Joe Sullivan, the former head of security at Uber, was found guilty on Wednesday in a federal court of concealing a 2016 data breach for more than a year.

According to the Washington Post, Sullivan was found guilty of obstructing justice for actively covering a felony by allowing payments to the hacker who was responsible for the breach from the Federal Trade Commission.

According to Bloomberg, Sullivan claimed that other Uber executives knew about the data leak and were to blame for it not being made public for more than a year. The jury rejected this claim.

Approximately 57 million drivers and users of the ride-sharing service had their names, email addresses, and driver's license numbers exposed in the 2016 Uber hack.

The incident happened in October 2016, but it wasn't publicly disclosed until November 2017. Uber discovered the data breach in November 2016 and paid the cyber thief $100,000 to erase the information.

In September 2018, Uber agreed to pay $148 million to all 50 US states and the District of Columbia for failing to notify the breach.

Last month, Uber was breached again by a cyber attacker, who was blamed on the hacker group Lapsus$, who used similar tactics to infiltrate Microsoft, Cisco, Samsung, Nvidia, Okta, and other companies in 2022. Lapsus$ was recently accused of breaching Rockstar Games and sharing early gameplay video of Grand Theft Auto VI.

At the time, Uber stated that it acted swiftly to address the security incident in order to secure internal systems and user data.
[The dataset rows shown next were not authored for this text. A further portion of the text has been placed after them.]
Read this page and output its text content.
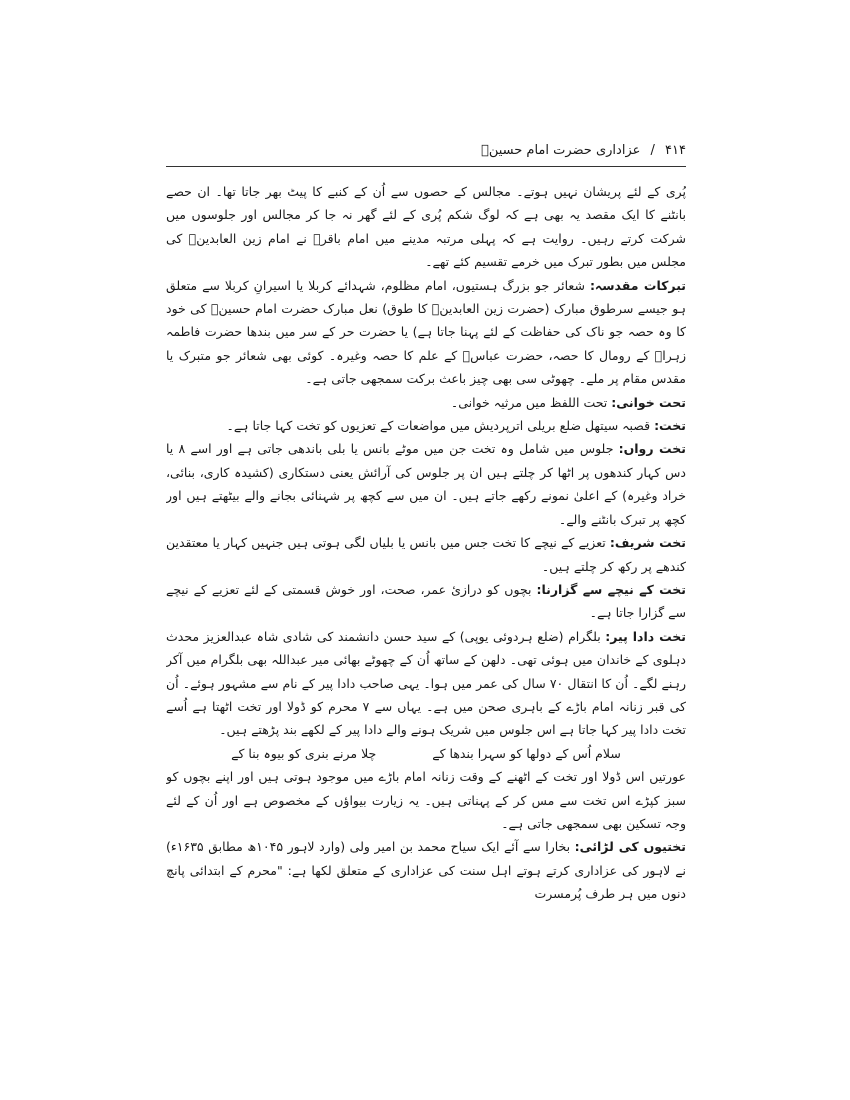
۴۱۴ / عزاداری حضرت امام حسینؑ

پُری کے لئے پریشان نہیں ہوتے۔ مجالس کے حصوں سے اُن کے کنبے کا پیٹ بھر جاتا تھا۔ ان حصے بانٹنے کا ایک مقصد یہ بھی ہے کہ لوگ شکم پُری کے لئے گھر نہ جا کر مجالس اور جلوسوں میں شرکت کرتے رہیں۔ روایت ہے کہ پہلی مرتبہ مدینے میں امام باقرؑ نے امام زین العابدینؑ کی مجلس میں بطور تبرک میں خرمے تقسیم کئے تھے۔

تبرکات مقدسہ: شعائر جو بزرگ ہستیوں، امام مظلوم، شہدائے کربلا یا اسیرانِ کربلا سے متعلق ہو جیسے سرطوق مبارک (حضرت زین العابدینؑ کا طوق) نعل مبارک حضرت امام حسینؑ کی خود کا وہ حصہ جو ناک کی حفاظت کے لئے پہنا جاتا ہے) یا حضرت حر کے سر میں بندھا حضرت فاطمہ زہراؑ کے رومال کا حصہ، حضرت عباسؑ کے علم کا حصہ وغیرہ۔ کوئی بھی شعائر جو متبرک یا مقدس مقام پر ملے۔ چھوٹی سی بھی چیز باعث برکت سمجھی جاتی ہے۔

تحت خوانی: تحت اللفظ میں مرثیہ خوانی۔

تخت: قصبہ سیتھل ضلع بریلی اترپردیش میں مواضعات کے تعزیوں کو تخت کہا جاتا ہے۔

تخت رواں: جلوس میں شامل وہ تخت جن میں موٹے بانس یا بلی باندھی جاتی ہے اور اسے ۸ یا دس کہار کندھوں پر اٹھا کر چلتے ہیں ان پر جلوس کی آرائش یعنی دستکاری (کشیدہ کاری، بنائی، خراد وغیرہ) کے اعلیٰ نمونے رکھے جاتے ہیں۔ ان میں سے کچھ پر شہنائی بجانے والے بیٹھتے ہیں اور کچھ پر تبرک بانٹنے والے۔

تخت شریف: تعزیے کے نیچے کا تخت جس میں بانس یا بلیاں لگی ہوتی ہیں جنہیں کہار یا معتقدین کندھے پر رکھ کر چلتے ہیں۔

تخت کے نیچے سے گزارنا: بچوں کو درازیٔ عمر، صحت، اور خوش قسمتی کے لئے تعزیے کے نیچے سے گزارا جاتا ہے۔

تخت دادا پیر: بلگرام (ضلع ہردوئی یوپی) کے سید حسن دانشمند کی شادی شاہ عبدالعزیز محدث دہلوی کے خاندان میں ہوئی تھی۔ دلھن کے ساتھ اُن کے چھوٹے بھائی میر عبداللہ بھی بلگرام میں آکر رہنے لگے۔ اُن کا انتقال ۷۰ سال کی عمر میں ہوا۔ یہی صاحب دادا پیر کے نام سے مشہور ہوئے۔ اُن کی قبر زنانہ امام باڑے کے باہری صحن میں ہے۔ یہاں سے ۷ محرم کو ڈولا اور تخت اٹھتا ہے اُسے تخت دادا پیر کہا جاتا ہے اس جلوس میں شریک ہونے والے دادا پیر کے لکھے بند پڑھتے ہیں۔

سلام اُس کے دولھا کو سہرا بندھا کے چلا مرنے بنری کو بیوہ بنا کے

عورتیں اس ڈولا اور تخت کے اٹھنے کے وقت زنانہ امام باڑے میں موجود ہوتی ہیں اور اپنے بچوں کو سبز کپڑے اس تخت سے مس کر کے پہناتی ہیں۔ یہ زیارت بیواؤں کے مخصوص ہے اور اُن کے لئے وجہ تسکین بھی سمجھی جاتی ہے۔

تختیوں کی لڑائی: بخارا سے آئے ایک سیاح محمد بن امیر ولی (وارد لاہور ۱۰۴۵ھ مطابق ۱۶۳۵ء) نے لاہور کی عزاداری کرتے ہوتے اہل سنت کی عزاداری کے متعلق لکھا ہے: "محرم کے ابتدائی پانچ دنوں میں ہر طرف پُرمسرت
This included identifying employee accounts that were compromised and either preventing their access to Uber networks or mandating a password reset.

Several internal tools were disabled, access to many internal services was reset, the codebase was locked down, employees had to re-authenticate when access was granted, and internal environment monitoring was added "to keep an even closer eye on any further suspicious activity." according to the statement.

According to Uber, the hacker "reconfigured Uber's OpenDNS to display a graphic image to employees on some internal sites." and sent a message to a company-wide Slack channel.

Uber stated in its post that no personal data was accessed and that services such as Uber, Uber Eats, Uber Freight, and internal tools are back to normal and working well.

Uber claimed last month's hack was most likely caused by a contractor's personal device becoming infected with malware after accepting a verification notification, exposing their credentials. Credentials for the employee were most likely obtained via the dark web. According to Uber, no personal information was compromised.